Theatre

The Day I Found the Blues

Oran Mor, Glasgow

Mary Brennan

five stars

THIS WEEK marks the 400th production under the banner of A Play, A Pie and A Pint, and it proves to be an all-singin’ all-dancin’ beezer gift of a show. Dave Anderson is revisiting 1960 and a family holiday in Girvan. From behind his piano, and with musician Fraser Spiers at his elbow, he bestows reminiscences of his 15 year old self on a posse of talented chameleons who will replay his first romantic encounter while spinning us through the music that made his adolescent pulse race even more than the girl he held hands with. His folks were having their own fun at the Miner’s Welfare, but we’ll come back to that hilarity anon.

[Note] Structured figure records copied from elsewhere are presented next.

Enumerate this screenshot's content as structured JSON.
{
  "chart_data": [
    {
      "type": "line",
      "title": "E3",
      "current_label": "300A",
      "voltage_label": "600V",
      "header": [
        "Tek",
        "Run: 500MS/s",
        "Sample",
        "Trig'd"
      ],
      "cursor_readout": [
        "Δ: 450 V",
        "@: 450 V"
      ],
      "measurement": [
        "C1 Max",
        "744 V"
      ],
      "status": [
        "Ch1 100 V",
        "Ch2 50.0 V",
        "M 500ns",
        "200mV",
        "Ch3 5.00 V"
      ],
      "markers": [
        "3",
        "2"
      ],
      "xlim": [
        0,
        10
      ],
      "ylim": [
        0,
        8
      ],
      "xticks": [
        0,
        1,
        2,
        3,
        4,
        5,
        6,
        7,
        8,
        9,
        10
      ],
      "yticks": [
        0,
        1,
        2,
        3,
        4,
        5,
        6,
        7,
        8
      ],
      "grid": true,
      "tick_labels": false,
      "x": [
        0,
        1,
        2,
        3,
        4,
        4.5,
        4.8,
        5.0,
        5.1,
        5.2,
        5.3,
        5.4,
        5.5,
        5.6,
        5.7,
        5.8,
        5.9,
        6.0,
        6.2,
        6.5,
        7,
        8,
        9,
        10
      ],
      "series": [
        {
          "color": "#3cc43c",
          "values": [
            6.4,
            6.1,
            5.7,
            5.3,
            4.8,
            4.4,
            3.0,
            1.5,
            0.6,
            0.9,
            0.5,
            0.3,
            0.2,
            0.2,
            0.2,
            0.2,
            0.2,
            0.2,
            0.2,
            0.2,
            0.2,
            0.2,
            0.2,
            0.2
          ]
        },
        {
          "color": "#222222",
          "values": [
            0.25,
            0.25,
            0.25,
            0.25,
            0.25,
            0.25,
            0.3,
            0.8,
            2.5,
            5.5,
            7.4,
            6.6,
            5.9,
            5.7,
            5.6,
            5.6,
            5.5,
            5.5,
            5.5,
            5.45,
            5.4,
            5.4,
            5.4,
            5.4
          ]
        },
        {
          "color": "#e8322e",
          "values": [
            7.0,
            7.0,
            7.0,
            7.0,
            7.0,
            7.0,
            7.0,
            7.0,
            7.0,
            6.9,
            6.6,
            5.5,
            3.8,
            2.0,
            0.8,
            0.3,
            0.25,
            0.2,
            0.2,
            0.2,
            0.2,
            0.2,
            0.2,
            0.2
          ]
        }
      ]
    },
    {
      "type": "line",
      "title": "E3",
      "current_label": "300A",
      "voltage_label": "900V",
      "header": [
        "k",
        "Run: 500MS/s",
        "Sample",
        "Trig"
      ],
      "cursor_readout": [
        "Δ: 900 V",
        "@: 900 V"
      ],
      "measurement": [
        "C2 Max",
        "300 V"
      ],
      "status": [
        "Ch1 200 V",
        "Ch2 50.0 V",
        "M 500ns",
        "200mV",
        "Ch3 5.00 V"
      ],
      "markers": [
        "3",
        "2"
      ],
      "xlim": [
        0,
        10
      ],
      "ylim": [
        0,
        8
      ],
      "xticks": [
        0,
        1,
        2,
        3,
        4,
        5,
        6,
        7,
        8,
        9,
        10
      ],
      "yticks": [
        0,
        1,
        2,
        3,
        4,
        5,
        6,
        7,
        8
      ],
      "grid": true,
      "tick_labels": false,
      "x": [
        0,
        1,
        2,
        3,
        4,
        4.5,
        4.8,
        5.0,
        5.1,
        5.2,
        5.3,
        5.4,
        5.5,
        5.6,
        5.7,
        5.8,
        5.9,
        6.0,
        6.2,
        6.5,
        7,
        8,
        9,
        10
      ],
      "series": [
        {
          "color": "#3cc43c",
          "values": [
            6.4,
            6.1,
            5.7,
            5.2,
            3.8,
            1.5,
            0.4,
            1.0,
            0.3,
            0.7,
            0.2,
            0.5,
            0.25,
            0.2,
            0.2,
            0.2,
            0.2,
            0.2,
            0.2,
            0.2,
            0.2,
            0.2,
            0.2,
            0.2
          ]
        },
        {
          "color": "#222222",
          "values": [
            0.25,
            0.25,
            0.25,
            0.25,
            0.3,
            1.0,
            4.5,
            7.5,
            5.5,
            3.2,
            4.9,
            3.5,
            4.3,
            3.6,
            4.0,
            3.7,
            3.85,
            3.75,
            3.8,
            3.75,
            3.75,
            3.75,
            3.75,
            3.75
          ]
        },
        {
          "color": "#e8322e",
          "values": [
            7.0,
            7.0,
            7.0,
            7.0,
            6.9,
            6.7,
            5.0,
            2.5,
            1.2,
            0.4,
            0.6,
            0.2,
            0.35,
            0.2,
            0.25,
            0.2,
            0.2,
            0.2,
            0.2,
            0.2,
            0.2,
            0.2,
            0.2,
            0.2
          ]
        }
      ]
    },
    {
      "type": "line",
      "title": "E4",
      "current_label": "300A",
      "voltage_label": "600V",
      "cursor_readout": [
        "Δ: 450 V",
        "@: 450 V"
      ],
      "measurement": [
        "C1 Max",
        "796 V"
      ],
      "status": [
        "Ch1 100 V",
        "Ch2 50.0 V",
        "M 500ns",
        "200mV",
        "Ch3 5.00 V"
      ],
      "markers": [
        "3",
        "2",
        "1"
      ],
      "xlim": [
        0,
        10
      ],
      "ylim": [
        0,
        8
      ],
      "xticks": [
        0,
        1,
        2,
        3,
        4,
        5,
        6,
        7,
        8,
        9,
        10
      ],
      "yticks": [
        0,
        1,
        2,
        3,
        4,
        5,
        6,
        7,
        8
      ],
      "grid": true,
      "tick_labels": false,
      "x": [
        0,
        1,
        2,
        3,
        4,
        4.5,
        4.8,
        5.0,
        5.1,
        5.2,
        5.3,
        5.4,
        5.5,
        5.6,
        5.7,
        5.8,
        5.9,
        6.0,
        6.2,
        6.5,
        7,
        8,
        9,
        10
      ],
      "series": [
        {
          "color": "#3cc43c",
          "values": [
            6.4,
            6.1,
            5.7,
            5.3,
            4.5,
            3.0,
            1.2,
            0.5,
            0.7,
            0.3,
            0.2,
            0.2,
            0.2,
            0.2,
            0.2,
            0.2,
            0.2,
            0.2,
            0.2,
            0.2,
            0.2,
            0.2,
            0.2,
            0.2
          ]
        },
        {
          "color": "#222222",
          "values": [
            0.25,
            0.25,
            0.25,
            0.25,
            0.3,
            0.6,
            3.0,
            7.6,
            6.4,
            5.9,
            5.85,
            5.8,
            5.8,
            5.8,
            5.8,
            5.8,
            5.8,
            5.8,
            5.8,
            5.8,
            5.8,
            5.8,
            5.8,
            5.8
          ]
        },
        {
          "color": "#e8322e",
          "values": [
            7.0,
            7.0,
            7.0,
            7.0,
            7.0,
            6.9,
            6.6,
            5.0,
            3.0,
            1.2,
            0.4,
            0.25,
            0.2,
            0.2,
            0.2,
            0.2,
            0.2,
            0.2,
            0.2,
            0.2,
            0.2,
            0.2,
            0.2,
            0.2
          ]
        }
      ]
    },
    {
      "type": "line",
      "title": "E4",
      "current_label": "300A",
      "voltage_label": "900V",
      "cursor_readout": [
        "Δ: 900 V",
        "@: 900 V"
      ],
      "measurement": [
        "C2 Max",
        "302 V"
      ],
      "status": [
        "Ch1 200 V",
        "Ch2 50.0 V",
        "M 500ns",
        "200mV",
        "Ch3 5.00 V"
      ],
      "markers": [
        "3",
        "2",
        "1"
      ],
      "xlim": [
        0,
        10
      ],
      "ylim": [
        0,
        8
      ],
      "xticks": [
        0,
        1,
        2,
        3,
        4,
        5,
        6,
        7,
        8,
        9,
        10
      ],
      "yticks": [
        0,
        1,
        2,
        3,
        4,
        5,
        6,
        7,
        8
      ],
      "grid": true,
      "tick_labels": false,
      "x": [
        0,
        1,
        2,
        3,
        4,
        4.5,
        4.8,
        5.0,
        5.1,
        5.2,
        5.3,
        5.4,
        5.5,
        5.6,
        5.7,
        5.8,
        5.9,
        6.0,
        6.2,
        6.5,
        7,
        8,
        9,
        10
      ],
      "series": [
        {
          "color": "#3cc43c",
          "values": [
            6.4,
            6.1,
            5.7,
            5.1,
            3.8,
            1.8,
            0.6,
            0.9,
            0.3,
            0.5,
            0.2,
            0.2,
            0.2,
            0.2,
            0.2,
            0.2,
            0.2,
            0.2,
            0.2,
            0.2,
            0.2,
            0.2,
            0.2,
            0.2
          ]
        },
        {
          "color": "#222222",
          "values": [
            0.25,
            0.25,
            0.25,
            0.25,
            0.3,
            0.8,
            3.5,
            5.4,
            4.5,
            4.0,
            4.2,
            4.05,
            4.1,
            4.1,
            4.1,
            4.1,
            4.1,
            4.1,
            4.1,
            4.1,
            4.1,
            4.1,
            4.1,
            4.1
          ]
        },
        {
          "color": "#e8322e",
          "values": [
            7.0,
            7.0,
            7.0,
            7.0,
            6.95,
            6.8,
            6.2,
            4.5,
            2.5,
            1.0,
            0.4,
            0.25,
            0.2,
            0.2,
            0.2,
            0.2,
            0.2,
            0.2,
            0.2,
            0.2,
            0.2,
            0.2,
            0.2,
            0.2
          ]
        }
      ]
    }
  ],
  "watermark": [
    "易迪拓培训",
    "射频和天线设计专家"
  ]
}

For the fresh-faced Junior – Anderson’s teenage self, given just the right degree of gawky naivete by Gregor MacKay – the centre of his holiday universe is the jukebox in Cafe Greco. Slow-sipping a cherryade, he drinks in the sounds of his idols – rock’n’roll renegades, like he wishes he was, as he grooves and moves to Elvis’s rebel yell. Then the King flips over into his version of O Sole Mio, and not even pertly forward girlfriend (Marianne Pedley) could unstitch our hero like this does. Fate, however, intervenes. Our lad discovers Big Mama Thornton’s original Hound Dog and the rest is – well, he’s sitting behind the piano, conjuring up a show that catches an era, the early 60’s, with a shrewd awareness of how we were.

For bigotry and prejudices, Davey Anderson’s Wan Singer, Wan Song sums up the moods of a narrow-minded moment at the Welfare, while Christina Strachan’s Heather Up Yer Kilt is a vaudeville tour-de-force of those “wha’s like us” cliches that we seemingly haven’t outgrown. Glorious entertainment, it deserves many happy returns.